On yıldır çok konuşuldu Erdoğan ve partisinin devleti ele geçirecek denli güçlü iktidar olma nedenleri. Eski devlet elitinin toplumla arasındaki uçurum, merkezin çevreyi küçümsemesi, horlaması v.s. Yeni devlet de aynı temeller üzerinde yükseldi. Kendisinden olmayanı, kendisine biat etmeyeni, horluyor, küçümsüyor, düşman sayıyor. Üçüncü bir yol olma seçeneğinin zayıf olduğu, toplumsal muhalefetin güçsüz olduğu günümüzde iktidar geçici mevziler kazanabiliyor.
Şantaj, montaj, ihanet, iç ve dış düşmanlar ve onlara karşı verilen mücadele; mağduriyet edebiyatı bir kez daha tuttu ve oy getirdi fakat yol/yolculuk uzun.
GİDİYORUM GÜNDÜZ GECE

“Uzun ince bir yoldayım/ Gidiyorum gündüz gece” diyordu Veysel, hayat yolculuğunu anlatırken. Sarsalım biraz kendimizi. Sıcak odalarımızın rahat koltuklarında otururken pek de bir rahatız tüm bencilliğimizle. “Oysa yalnızca aptalların kendini mutlu sandığı bir çağda yaşıyoruz.” demişti yazar Altay Martı.
Birçoğumuz, yazılar yazıyor, okumalar yapıyoruz. Kişisel tarihimizin kâğıt helva tatlılığındaki yaşanmışlıklarında düşsel yolculuklara çıkıyoruz, yetmiyor, kendimize lüks bunalımlar üretiyoruz. Yazmak da, okumak da bir yolculuksa; en çok başkalarının hayatına benciliz bu yolculuklarımızda. Çünkü yurt olamıyoruz bizi sevenlere. Üstümüze ağaç devrilirken, başkalarının hayatlarına devrilen koca koca dağları görmüyoruz.
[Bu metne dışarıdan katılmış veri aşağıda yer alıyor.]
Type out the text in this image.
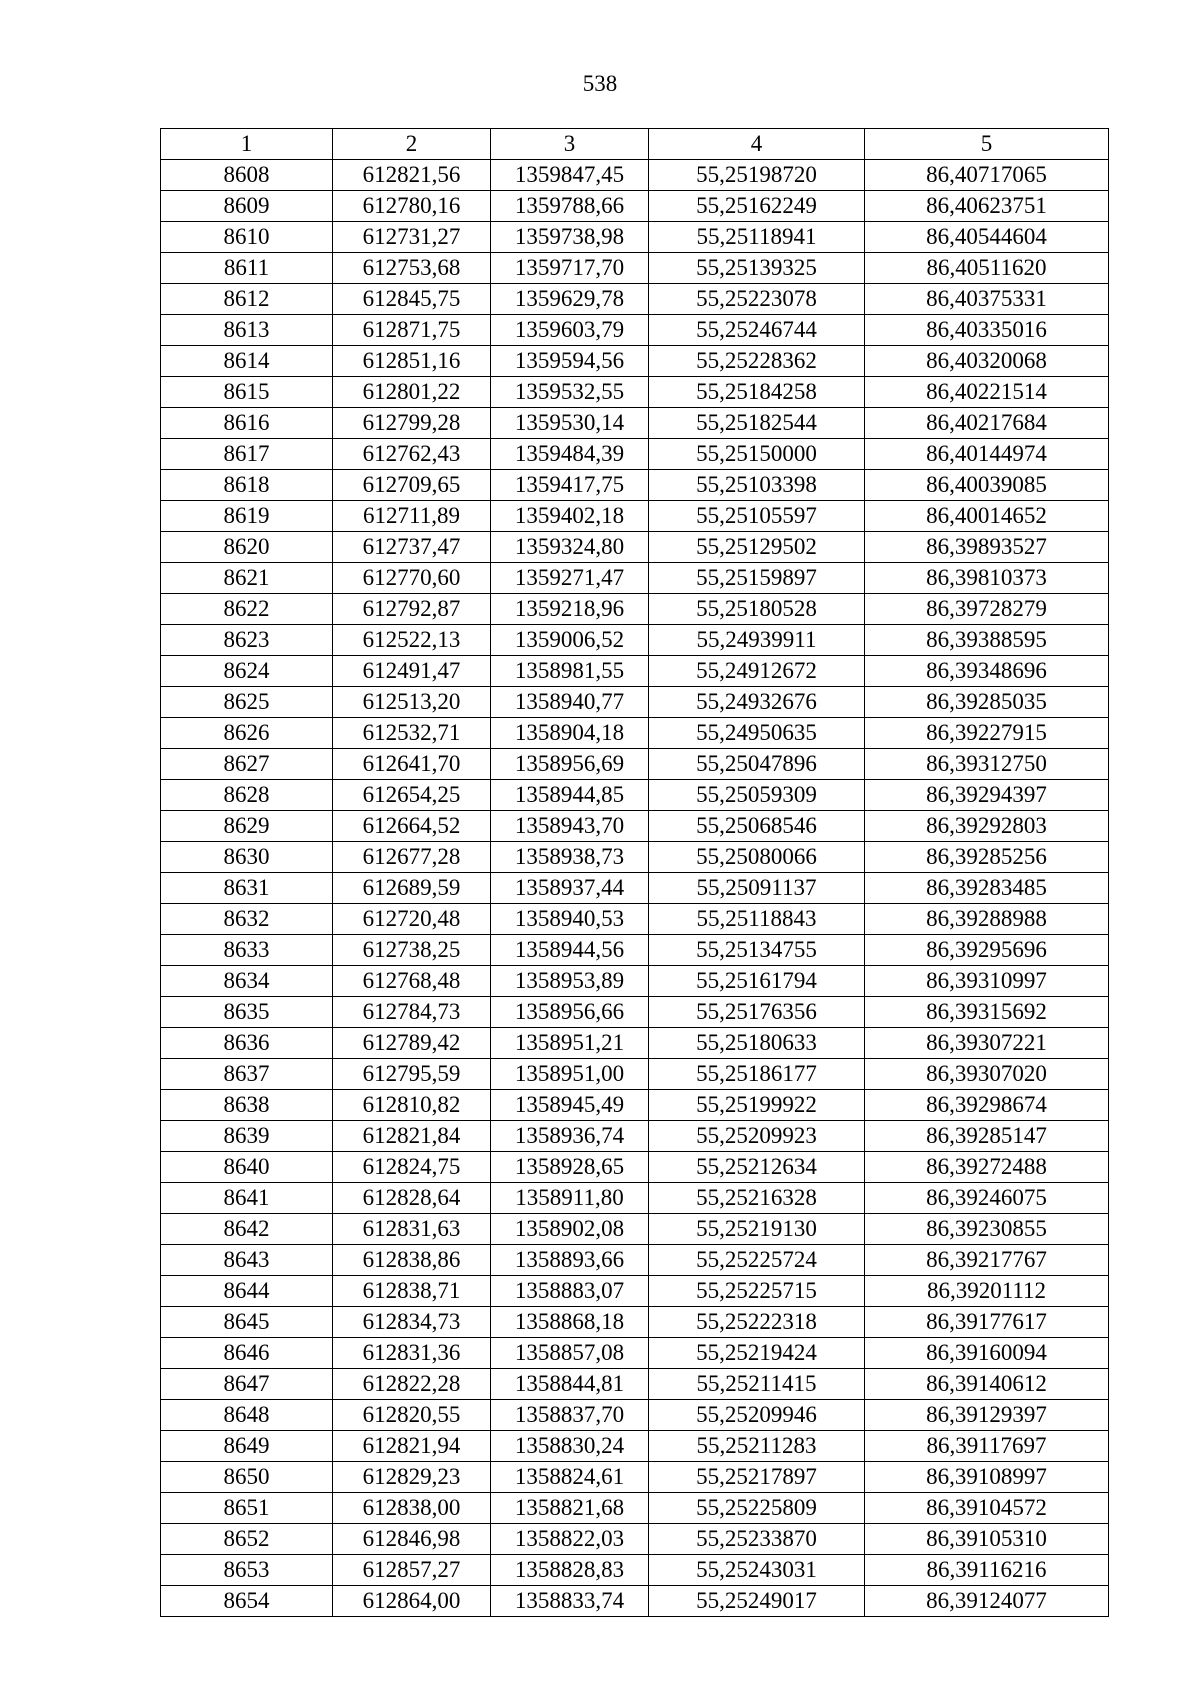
538
1	2	3	4	5
8608	612821,56	1359847,45	55,25198720	86,40717065
8609	612780,16	1359788,66	55,25162249	86,40623751
8610	612731,27	1359738,98	55,25118941	86,40544604
8611	612753,68	1359717,70	55,25139325	86,40511620
8612	612845,75	1359629,78	55,25223078	86,40375331
8613	612871,75	1359603,79	55,25246744	86,40335016
8614	612851,16	1359594,56	55,25228362	86,40320068
8615	612801,22	1359532,55	55,25184258	86,40221514
8616	612799,28	1359530,14	55,25182544	86,40217684
8617	612762,43	1359484,39	55,25150000	86,40144974
8618	612709,65	1359417,75	55,25103398	86,40039085
8619	612711,89	1359402,18	55,25105597	86,40014652
8620	612737,47	1359324,80	55,25129502	86,39893527
8621	612770,60	1359271,47	55,25159897	86,39810373
8622	612792,87	1359218,96	55,25180528	86,39728279
8623	612522,13	1359006,52	55,24939911	86,39388595
8624	612491,47	1358981,55	55,24912672	86,39348696
8625	612513,20	1358940,77	55,24932676	86,39285035
8626	612532,71	1358904,18	55,24950635	86,39227915
8627	612641,70	1358956,69	55,25047896	86,39312750
8628	612654,25	1358944,85	55,25059309	86,39294397
8629	612664,52	1358943,70	55,25068546	86,39292803
8630	612677,28	1358938,73	55,25080066	86,39285256
8631	612689,59	1358937,44	55,25091137	86,39283485
8632	612720,48	1358940,53	55,25118843	86,39288988
8633	612738,25	1358944,56	55,25134755	86,39295696
8634	612768,48	1358953,89	55,25161794	86,39310997
8635	612784,73	1358956,66	55,25176356	86,39315692
8636	612789,42	1358951,21	55,25180633	86,39307221
8637	612795,59	1358951,00	55,25186177	86,39307020
8638	612810,82	1358945,49	55,25199922	86,39298674
8639	612821,84	1358936,74	55,25209923	86,39285147
8640	612824,75	1358928,65	55,25212634	86,39272488
8641	612828,64	1358911,80	55,25216328	86,39246075
8642	612831,63	1358902,08	55,25219130	86,39230855
8643	612838,86	1358893,66	55,25225724	86,39217767
8644	612838,71	1358883,07	55,25225715	86,39201112
8645	612834,73	1358868,18	55,25222318	86,39177617
8646	612831,36	1358857,08	55,25219424	86,39160094
8647	612822,28	1358844,81	55,25211415	86,39140612
8648	612820,55	1358837,70	55,25209946	86,39129397
8649	612821,94	1358830,24	55,25211283	86,39117697
8650	612829,23	1358824,61	55,25217897	86,39108997
8651	612838,00	1358821,68	55,25225809	86,39104572
8652	612846,98	1358822,03	55,25233870	86,39105310
8653	612857,27	1358828,83	55,25243031	86,39116216
8654	612864,00	1358833,74	55,25249017	86,39124077
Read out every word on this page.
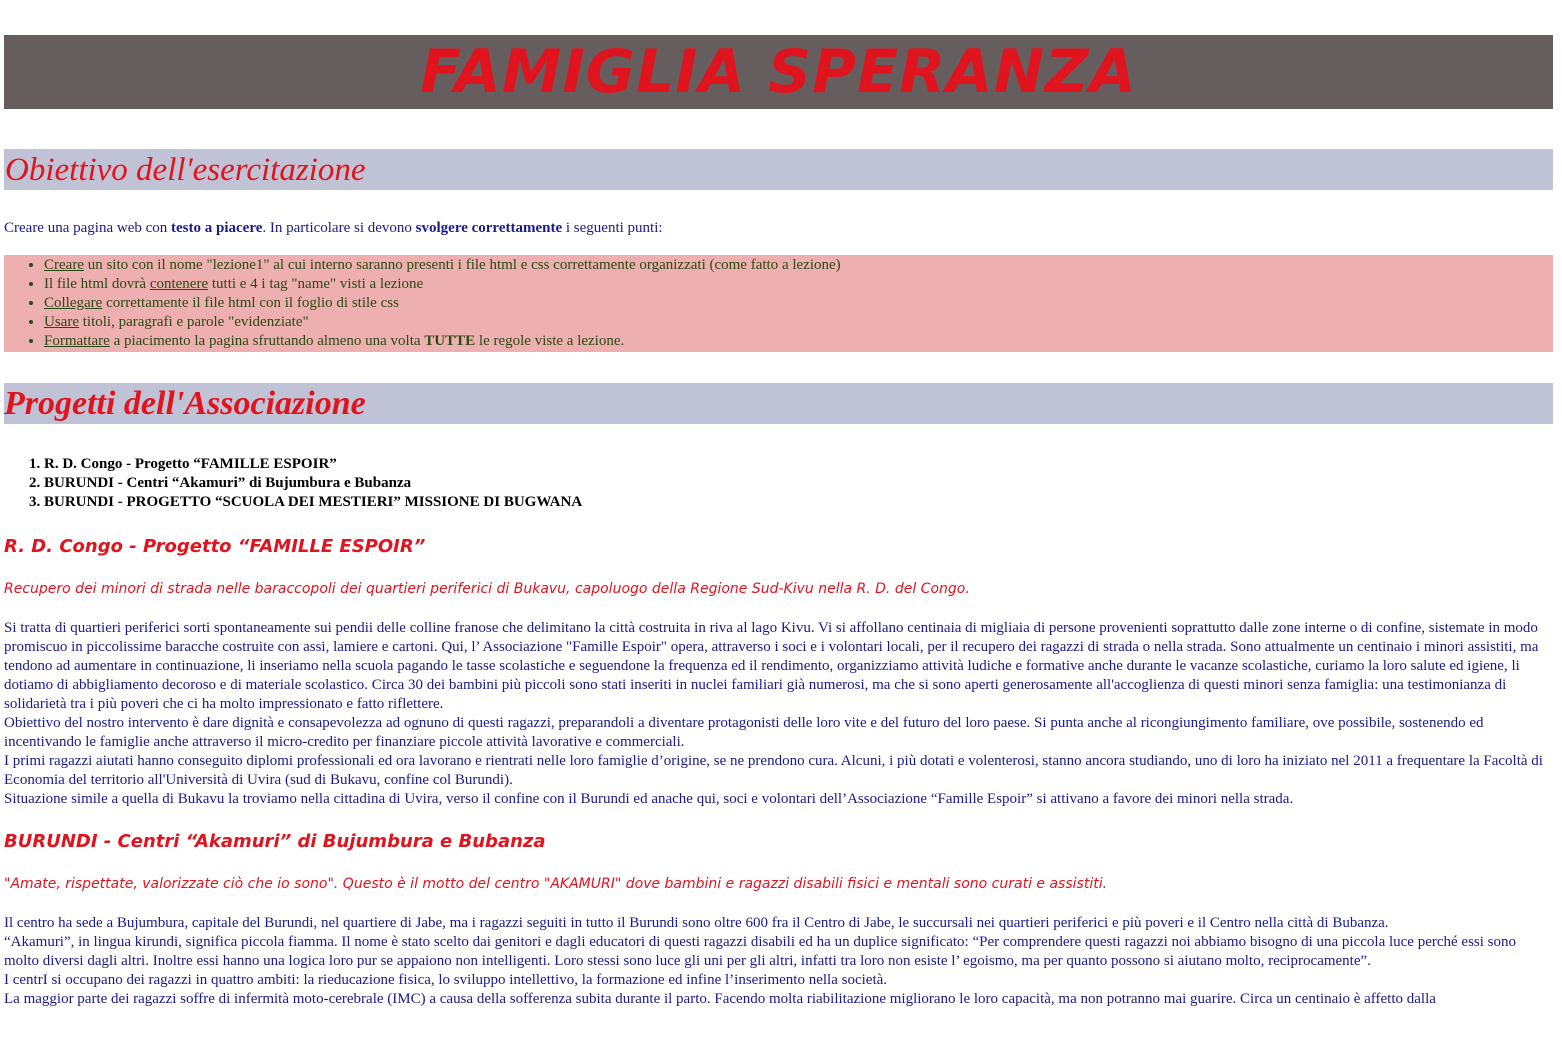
FAMIGLIA SPERANZA
Obiettivo dell'esercitazione

Creare una pagina web con testo a piacere. In particolare si devono svolgere correttamente i seguenti punti:

• Creare un sito con il nome "lezione1" al cui interno saranno presenti i file html e css correttamente organizzati (come fatto a lezione)
• Il file html dovrà contenere tutti e 4 i tag "name" visti a lezione
• Collegare correttamente il file html con il foglio di stile css
• Usare titoli, paragrafi e parole "evidenziate"
• Formattare a piacimento la pagina sfruttando almeno una volta TUTTE le regole viste a lezione.
Progetti dell'Associazione
1. R. D. Congo - Progetto “FAMILLE ESPOIR”
2. BURUNDI - Centri “Akamuri” di Bujumbura e Bubanza
3. BURUNDI - PROGETTO “SCUOLA DEI MESTIERI” MISSIONE DI BUGWANA
R. D. Congo - Progetto “FAMILLE ESPOIR”

Recupero dei minori di strada nelle baraccopoli dei quartieri periferici di Bukavu, capoluogo della Regione Sud-Kivu nella R. D. del Congo.

Si tratta di quartieri periferici sorti spontaneamente sui pendii delle colline franose che delimitano la città costruita in riva al lago Kivu. Vi si affollano centinaia di migliaia di persone provenienti soprattutto dalle zone interne o di confine, sistemate in modo promiscuo in piccolissime baracche costruite con assi, lamiere e cartoni. Qui, l’ Associazione "Famille Espoir" opera, attraverso i soci e i volontari locali, per il recupero dei ragazzi di strada o nella strada. Sono attualmente un centinaio i minori assistiti, ma tendono ad aumentare in continuazione, li inseriamo nella scuola pagando le tasse scolastiche e seguendone la frequenza ed il rendimento, organizziamo attività ludiche e formative anche durante le vacanze scolastiche, curiamo la loro salute ed igiene, li dotiamo di abbigliamento decoroso e di materiale scolastico. Circa 30 dei bambini più piccoli sono stati inseriti in nuclei familiari già numerosi, ma che si sono aperti generosamente all'accoglienza di questi minori senza famiglia: una testimonianza di solidarietà tra i più poveri che ci ha molto impressionato e fatto riflettere.
Obiettivo del nostro intervento è dare dignità e consapevolezza ad ognuno di questi ragazzi, preparandoli a diventare protagonisti delle loro vite e del futuro del loro paese. Si punta anche al ricongiungimento familiare, ove possibile, sostenendo ed incentivando le famiglie anche attraverso il micro-credito per finanziare piccole attività lavorative e commerciali.
I primi ragazzi aiutati hanno conseguito diplomi professionali ed ora lavorano e rientrati nelle loro famiglie d’origine, se ne prendono cura. Alcuni, i più dotati e volenterosi, stanno ancora studiando, uno di loro ha iniziato nel 2011 a frequentare la Facoltà di Economia del territorio all'Università di Uvira (sud di Bukavu, confine col Burundi).
Situazione simile a quella di Bukavu la troviamo nella cittadina di Uvira, verso il confine con il Burundi ed anache qui, soci e volontari dell’Associazione “Famille Espoir” si attivano a favore dei minori nella strada.

BURUNDI - Centri “Akamuri” di Bujumbura e Bubanza

"Amate, rispettate, valorizzate ciò che io sono". Questo è il motto del centro "AKAMURI" dove bambini e ragazzi disabili fisici e mentali sono curati e assistiti.

Il centro ha sede a Bujumbura, capitale del Burundi, nel quartiere di Jabe, ma i ragazzi seguiti in tutto il Burundi sono oltre 600 fra il Centro di Jabe, le succursali nei quartieri periferici e più poveri e il Centro nella città di Bubanza.
“Akamuri”, in lingua kirundi, significa piccola fiamma. Il nome è stato scelto dai genitori e dagli educatori di questi ragazzi disabili ed ha un duplice significato: “Per comprendere questi ragazzi noi abbiamo bisogno di una piccola luce perché essi sono molto diversi dagli altri. Inoltre essi hanno una logica loro pur se appaiono non intelligenti. Loro stessi sono luce gli uni per gli altri, infatti tra loro non esiste l’ egoismo, ma per quanto possono si aiutano molto, reciprocamente”.
I centrI si occupano dei ragazzi in quattro ambiti: la rieducazione fisica, lo sviluppo intellettivo, la formazione ed infine l’inserimento nella società.
La maggior parte dei ragazzi soffre di infermità moto-cerebrale (IMC) a causa della sofferenza subita durante il parto. Facendo molta riabilitazione migliorano le loro capacità, ma non potranno mai guarire. Circa un centinaio è affetto dalla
Dün nasıl yakılan köyler, asit kuyuları, faili malum cinayetler, kayıplar ve bir coğrafyada yaşanan acılar görülmediyse bugün de iktidarın karşısında olanların, ‘iç düşmanların’ acıları, kaygıları, korkuları görmezden geliniyor.
Oysa elimize diken batsa, yaşadığımız coğrafyanın herhangi bir yerinde yüreği kanayan, insanlar var. Bizlere unutulmaz insanlık dersleri vererek büyük miraslar bırakan, “bu dost cüceler ülkesinde dev yalnızlığını sırtında taşımaktan” bıkmayan değerlerimiz var.
Âşık Veysel de dünyanın yükünü bizim yerimize omuzlayıp, şiirsiz, nefessiz, dostsuz kalanlara ışık olurken; kendine yâr olarak kara toprağı seçer.
Biz gösterişli bahçelerden çiçekler toplarken aşklarımıza, o zorlu yaşam koşullarında çiçek hastalığına yakalandığından dünya zindandır çocuk yaşında. Renklerden bir tek kırmızıyı anımsar, gözleri görmez olduktan sonra. Çünkü çiçek hastalığına yakalanmadan önce düşmüştür, eli kanamıştır, kan görmüştür.
İnsana ait ne kadar duygu varsa Âşık Veysel şiirlerinde de onlar vardır. Hayatın diyalektiğini, dünyanın değişim yasalarını gönül gözüyle anlar, çözer dile getirir. Hayatın sırrını bulmuş, bize de fısıldamış gibidir: “Kim okurdu kim yazardı/ Bu düğümü kim çözerdi/ Koyun kurt ile gezerdi/ Fikir başka başka olmasa.” Bu insanlık sırrının yer aldığı bu güzelim şiirinde o yalın diliyle aşkın sırrını da çözmüş gibidir uzun ince yolun Âşık Veysel’i.
Biz de o uzun ince yolda hayat denilen kavgaya girdik, çelik adımlarla yürüyoruz. Çünkü “Biz, bu karanlık yolun sonunda, doğacak güneşi görüyoruz.” Âşık Veysel’i de, hayatı da devrimi de sevmek yetmez, anlamak gerekir!